W sposób przyjazny środowisku działa tylko 17 proc. badanych – 12 proc. zawozi olej do PSZOK-u, a 5 proc. korzysta z olejomatów. Kolejne 8 proc. zaznaczyło odpowiedź „inne”, a 13 proc. przyznało, iż nie wie, co dzieje się z olejem w ich domach.

– Każda inna forma – poza oddaniem oleju do PSZOK-u czy korzystaniem z olejomatu – jest drobną katastrofą. I środowiskową, i bardzo kosztotwórczą dla jednostek samorządu terytorialnego. W efekcie to właśnie miejskie spółki komunalne muszą uporać się z kosztami oczyszczania i napraw sieci kanalizacyjnych – zaznaczyła Małgorzata Rdest.

Olejomaty? Większość Polaków nie wie, iż istnieją

Z badania wynika, iż 76 proc. ankietowanych nigdy nie słyszało o olejomatach, a 14 proc. wie, czym są, ale z nich nie korzystało. Tylko 10 proc. miało okazję skorzystać z takiej maszyny przynajmniej raz. Jednocześnie aż 79 proc. respondentów zadeklarowało, iż oddawałoby olej do recyklingu, gdyby urządzenie pojawiło się w ich okolicy. Dla 71 proc. dostępność olejomatów stanowiłaby najważniejszy czynnik zachęcający do selektywnej zbiórki zużytego tłuszczu.

Większość Polaków (84 proc.) zgadza się również z twierdzeniem, iż odpowiednie gospodarowanie zużytym olejem ma pozytywny wpływ na środowisko. Jedynie 5 proc. miało odmienne zdanie. Co istotne, 60 proc. uczestników badania byłoby skłonnych wziąć udział w lokalnych inicjatywach promujących recykling oleju.

Zmiana zaczyna się od prostych narzędzi i edukacji

Dr hab.

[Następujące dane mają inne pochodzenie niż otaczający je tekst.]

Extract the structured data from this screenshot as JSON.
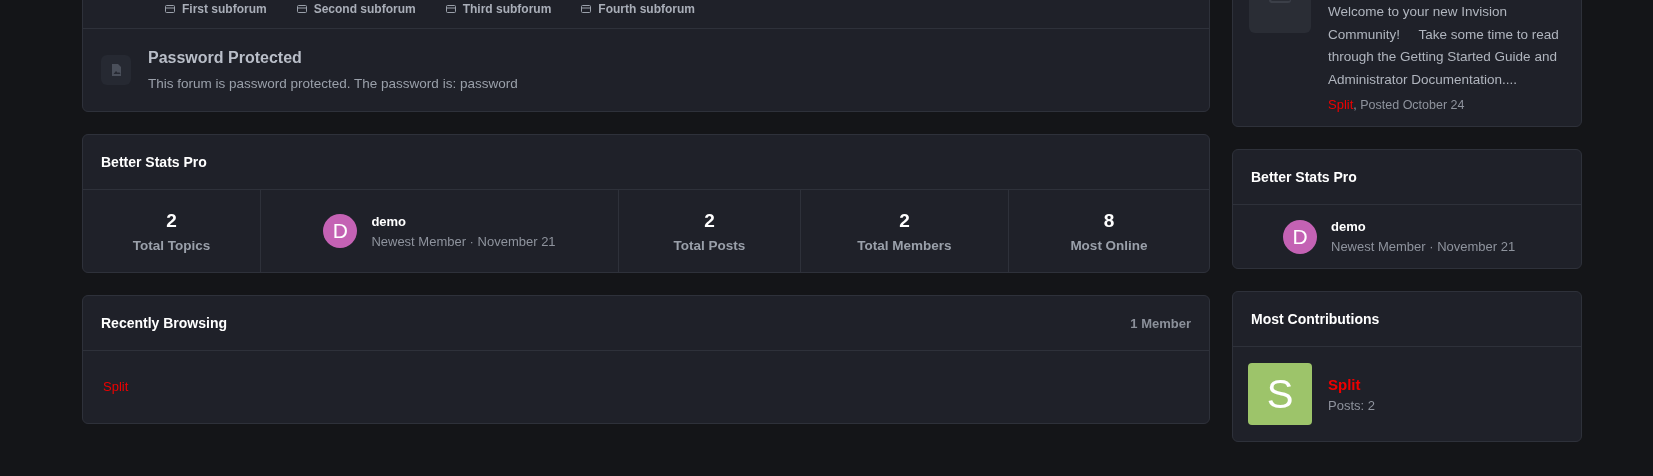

Ewelina Szczech-Pietkiewicz ze Szkoły Głównej Handlowej w Warszawie, cytowana w raporcie z badania, wskazała, iż rozwój gospodarki obiegu zamkniętego wymaga zarówno inwestycji w odpowiednie technologie, jak i zmiany codziennych nawyków konsumentów.

– W tym kontekście najmłodsze pokolenia mają szansę stać się naturalnymi ambasadorami tej zmiany – pod warunkiem, iż dostaną do ręki proste, intuicyjne narzędzia – oceniła ekspertka.

Burmistrz Sochaczewa Daniel Kamil Janiak podkreślił, iż mieszkańcy jego miasta chcą działać bardziej ekologicznie, ale często nie wiedzą, jak to robić. – Od czasu uruchomienia olejomatów obserwujemy wzrost zainteresowania selektywną zbiórką nie tylko oleju, ale i w innych obszarach. To istotny krok w stronę osiągania wymaganych poziomów recyklingu – powiedział.

Gdzie oddać zużyty olej i co się z nim dzieje?

W ramach projektu Olejomaty w Polsce działa już 70 urządzeń w 45 miastach. Zebrany w nich olej trafia do recyklingu – może być przerabiany na biopaliwo, świece lub środki czystości.

Na stronie urzędu miasta Warszawy przypomniano, iż zużyty olej należy zbierać np. w słoiku i oddawać do PSZOK-u lub mobilnego punktu selektywnego zbierania. „Pamiętaj, sedes to nie kosz na śmieci! Nie wylewaj do niego oleju, ponieważ zapycha kanalizację” – ostrzegają autorzy miejskich wytycznych. Zgodnie z informacjami resortu klimatu, oleju nie należy także wyrzucać do bioodpadów ani odpadów zielonych.

O badaniu

Badanie przeprowadzono na Ogólnopolskim Panelu Badawczym Ariadna w dniach 30 kwietnia – 3 maja 2025 r. na reprezentatywnej grupie 1129 Polaków w wieku od 18 lat wzwyż.